As a digression, SQA has commented previously on the bogus status of registered membership of the Society of Archivists [sic]. Interestingly, TNA's Standard does not mention this, as though in confirmation of our own views.

Most professionals such as solicitors, barristers, accountants, surveyors, engineers, architects and doctors must marvel at this highly unprofessional mix of qualified archivists, registered members of the Society of Archivists [sic], unregistered members of the Society of Archivists [sic], unqualified archivists (is there such a thing as an unqualified archivist?) (Is there such a thing as an unqualified barrister?), archival conservators and paper repairers, bookbinders, teachers working as archive education officers, clerical officers working as archive assistants or record clerks and the ominous sounding other staff all going under the name of a profession.

Does the last category of other staff include manual staff such as cleaners and drivers?
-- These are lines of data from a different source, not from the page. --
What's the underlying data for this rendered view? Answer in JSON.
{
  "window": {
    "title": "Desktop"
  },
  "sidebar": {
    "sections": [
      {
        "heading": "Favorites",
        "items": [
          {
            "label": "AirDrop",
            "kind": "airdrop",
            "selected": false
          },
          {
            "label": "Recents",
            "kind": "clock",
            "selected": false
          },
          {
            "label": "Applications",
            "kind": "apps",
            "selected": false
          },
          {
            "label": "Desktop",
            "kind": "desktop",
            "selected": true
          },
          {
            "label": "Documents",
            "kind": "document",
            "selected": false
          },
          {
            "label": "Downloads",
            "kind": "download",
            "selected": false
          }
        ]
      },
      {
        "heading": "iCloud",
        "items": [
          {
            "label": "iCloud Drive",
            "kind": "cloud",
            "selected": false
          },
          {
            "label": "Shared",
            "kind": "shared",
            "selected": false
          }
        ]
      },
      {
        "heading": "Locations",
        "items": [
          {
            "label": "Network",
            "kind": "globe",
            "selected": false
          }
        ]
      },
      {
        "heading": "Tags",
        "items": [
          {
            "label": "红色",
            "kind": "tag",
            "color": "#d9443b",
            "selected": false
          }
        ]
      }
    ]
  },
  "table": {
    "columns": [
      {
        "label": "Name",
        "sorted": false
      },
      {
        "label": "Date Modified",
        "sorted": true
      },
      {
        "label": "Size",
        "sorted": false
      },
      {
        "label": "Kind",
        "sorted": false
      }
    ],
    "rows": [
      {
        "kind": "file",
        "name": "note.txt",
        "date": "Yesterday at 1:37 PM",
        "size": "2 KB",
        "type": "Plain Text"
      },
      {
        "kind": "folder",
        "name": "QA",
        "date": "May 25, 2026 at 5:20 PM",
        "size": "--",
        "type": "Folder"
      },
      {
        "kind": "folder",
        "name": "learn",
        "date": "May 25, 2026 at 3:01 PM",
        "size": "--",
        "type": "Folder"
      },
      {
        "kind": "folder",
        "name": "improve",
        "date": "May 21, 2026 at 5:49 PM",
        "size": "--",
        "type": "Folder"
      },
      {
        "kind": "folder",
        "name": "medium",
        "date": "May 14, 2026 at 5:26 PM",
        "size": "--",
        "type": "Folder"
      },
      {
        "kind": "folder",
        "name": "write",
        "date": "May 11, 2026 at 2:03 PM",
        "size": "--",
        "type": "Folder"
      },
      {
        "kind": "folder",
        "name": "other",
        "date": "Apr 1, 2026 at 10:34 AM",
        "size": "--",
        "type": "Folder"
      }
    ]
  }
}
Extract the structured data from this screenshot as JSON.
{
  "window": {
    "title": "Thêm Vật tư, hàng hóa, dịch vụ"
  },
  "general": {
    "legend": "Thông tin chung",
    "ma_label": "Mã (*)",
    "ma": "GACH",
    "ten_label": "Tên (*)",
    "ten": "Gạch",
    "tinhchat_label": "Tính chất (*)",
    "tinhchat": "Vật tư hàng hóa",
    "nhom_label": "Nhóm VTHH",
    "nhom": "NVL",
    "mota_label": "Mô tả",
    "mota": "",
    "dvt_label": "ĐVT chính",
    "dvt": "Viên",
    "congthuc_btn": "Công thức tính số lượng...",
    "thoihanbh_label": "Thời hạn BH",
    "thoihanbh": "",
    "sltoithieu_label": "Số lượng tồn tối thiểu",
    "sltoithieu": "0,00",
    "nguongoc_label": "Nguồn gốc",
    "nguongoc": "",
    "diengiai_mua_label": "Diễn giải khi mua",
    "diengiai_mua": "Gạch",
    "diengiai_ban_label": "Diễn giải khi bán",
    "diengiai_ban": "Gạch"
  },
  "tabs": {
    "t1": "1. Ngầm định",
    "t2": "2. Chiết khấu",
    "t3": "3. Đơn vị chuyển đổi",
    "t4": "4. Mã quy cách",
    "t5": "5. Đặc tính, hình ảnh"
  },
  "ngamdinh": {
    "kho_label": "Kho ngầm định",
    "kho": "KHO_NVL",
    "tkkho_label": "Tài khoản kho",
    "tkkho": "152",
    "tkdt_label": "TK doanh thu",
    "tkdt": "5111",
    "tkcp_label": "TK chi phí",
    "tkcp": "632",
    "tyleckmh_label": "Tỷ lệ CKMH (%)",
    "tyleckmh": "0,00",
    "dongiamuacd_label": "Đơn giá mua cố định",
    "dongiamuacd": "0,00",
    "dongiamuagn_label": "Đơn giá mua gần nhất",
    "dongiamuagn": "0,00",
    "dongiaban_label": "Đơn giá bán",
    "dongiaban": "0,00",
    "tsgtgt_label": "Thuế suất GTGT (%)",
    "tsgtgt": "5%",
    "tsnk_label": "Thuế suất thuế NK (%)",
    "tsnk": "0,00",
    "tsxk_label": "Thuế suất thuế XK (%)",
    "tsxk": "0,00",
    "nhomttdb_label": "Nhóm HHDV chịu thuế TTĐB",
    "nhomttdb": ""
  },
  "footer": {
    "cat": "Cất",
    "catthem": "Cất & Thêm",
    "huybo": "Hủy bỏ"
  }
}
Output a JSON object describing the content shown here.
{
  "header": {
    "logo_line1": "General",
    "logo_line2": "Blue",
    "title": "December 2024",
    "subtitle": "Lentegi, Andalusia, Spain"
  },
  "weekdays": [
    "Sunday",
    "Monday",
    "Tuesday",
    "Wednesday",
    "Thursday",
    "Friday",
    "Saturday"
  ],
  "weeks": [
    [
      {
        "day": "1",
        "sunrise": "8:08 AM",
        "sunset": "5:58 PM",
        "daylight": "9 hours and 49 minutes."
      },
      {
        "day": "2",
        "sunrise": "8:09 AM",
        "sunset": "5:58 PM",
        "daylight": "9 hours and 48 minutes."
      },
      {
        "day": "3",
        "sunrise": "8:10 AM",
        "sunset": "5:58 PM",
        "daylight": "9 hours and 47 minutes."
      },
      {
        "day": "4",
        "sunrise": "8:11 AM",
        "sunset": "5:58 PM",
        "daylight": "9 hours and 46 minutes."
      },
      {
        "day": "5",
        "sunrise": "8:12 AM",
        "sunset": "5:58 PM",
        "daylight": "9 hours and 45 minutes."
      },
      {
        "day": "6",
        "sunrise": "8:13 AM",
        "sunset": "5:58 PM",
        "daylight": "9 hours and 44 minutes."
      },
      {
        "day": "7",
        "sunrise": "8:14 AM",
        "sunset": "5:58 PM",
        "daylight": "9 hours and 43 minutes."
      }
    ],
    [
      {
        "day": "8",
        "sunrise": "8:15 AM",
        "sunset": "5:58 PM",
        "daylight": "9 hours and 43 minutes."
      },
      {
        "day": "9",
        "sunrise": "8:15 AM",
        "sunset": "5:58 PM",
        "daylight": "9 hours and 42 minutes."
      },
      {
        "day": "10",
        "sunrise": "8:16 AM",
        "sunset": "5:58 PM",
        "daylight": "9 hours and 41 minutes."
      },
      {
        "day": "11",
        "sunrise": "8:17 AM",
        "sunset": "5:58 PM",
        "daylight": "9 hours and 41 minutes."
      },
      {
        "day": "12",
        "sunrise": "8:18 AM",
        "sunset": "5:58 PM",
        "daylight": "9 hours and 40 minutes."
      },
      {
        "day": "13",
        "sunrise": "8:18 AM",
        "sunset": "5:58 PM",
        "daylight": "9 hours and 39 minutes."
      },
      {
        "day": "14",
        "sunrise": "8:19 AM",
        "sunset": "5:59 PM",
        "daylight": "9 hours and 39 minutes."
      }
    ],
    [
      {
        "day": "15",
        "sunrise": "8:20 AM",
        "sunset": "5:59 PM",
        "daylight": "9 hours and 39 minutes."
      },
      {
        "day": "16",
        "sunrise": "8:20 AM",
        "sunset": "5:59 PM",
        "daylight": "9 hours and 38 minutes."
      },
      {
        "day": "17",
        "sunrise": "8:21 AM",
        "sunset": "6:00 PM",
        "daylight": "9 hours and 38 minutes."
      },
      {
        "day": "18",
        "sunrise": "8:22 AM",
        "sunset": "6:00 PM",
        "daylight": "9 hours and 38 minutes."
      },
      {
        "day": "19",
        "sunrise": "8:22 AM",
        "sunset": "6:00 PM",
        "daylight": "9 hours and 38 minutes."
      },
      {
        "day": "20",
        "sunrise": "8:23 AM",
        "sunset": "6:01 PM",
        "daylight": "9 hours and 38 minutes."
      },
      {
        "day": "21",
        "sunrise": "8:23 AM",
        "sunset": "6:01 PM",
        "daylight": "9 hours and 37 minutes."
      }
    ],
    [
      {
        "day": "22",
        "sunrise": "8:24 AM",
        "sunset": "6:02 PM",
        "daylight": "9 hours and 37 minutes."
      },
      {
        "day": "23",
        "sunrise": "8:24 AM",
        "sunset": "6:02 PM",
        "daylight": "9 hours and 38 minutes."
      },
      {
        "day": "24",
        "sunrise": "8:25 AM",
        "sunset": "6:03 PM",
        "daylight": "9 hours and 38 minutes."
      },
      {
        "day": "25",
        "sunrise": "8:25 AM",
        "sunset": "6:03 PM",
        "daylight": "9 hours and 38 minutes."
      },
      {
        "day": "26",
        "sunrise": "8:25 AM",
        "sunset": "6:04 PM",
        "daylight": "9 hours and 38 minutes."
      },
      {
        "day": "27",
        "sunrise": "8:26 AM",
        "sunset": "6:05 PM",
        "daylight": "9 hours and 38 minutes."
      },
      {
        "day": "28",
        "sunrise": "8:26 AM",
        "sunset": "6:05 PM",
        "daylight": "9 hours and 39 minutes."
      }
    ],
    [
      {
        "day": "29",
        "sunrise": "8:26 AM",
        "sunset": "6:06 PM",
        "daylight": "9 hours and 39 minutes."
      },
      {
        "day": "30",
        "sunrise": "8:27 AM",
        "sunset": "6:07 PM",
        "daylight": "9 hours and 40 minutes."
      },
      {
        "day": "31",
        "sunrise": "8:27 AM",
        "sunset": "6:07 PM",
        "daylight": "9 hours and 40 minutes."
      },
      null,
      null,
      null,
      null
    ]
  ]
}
Or librarians (members of their own professional body CILIP) and library assistants, working in combined archives and library local studies services?

Do these any individuals and other staff feature in TNA's concept of a professional archivist? It appears so.

There is no concept of a professionally qualified elite in any of this. Neither is there anything of a traditionally recognisable profession. And hardly surprising, given the tendency of TNA to recruit into its curatorial grades persons other than qualified archivists and the general drift of political correctness against elitism.

SQA is not alone in expressing concern about the government's campaign against elitism, as we have commented in an earlier blog Where have all the intellectuals gone? The government's dumbing-down campaign, shared by TNA and the Society of Archivists [sic], is aimed at academia and professionalism alike.

An indication of how professional archival matters are regarded as subordinate to the grand design is the existence in TNA of a post of Director of government and archival services as though TNA is about anything other than archives.

We await the outcome of the selection process for the new Chief Executive of TNA with interest.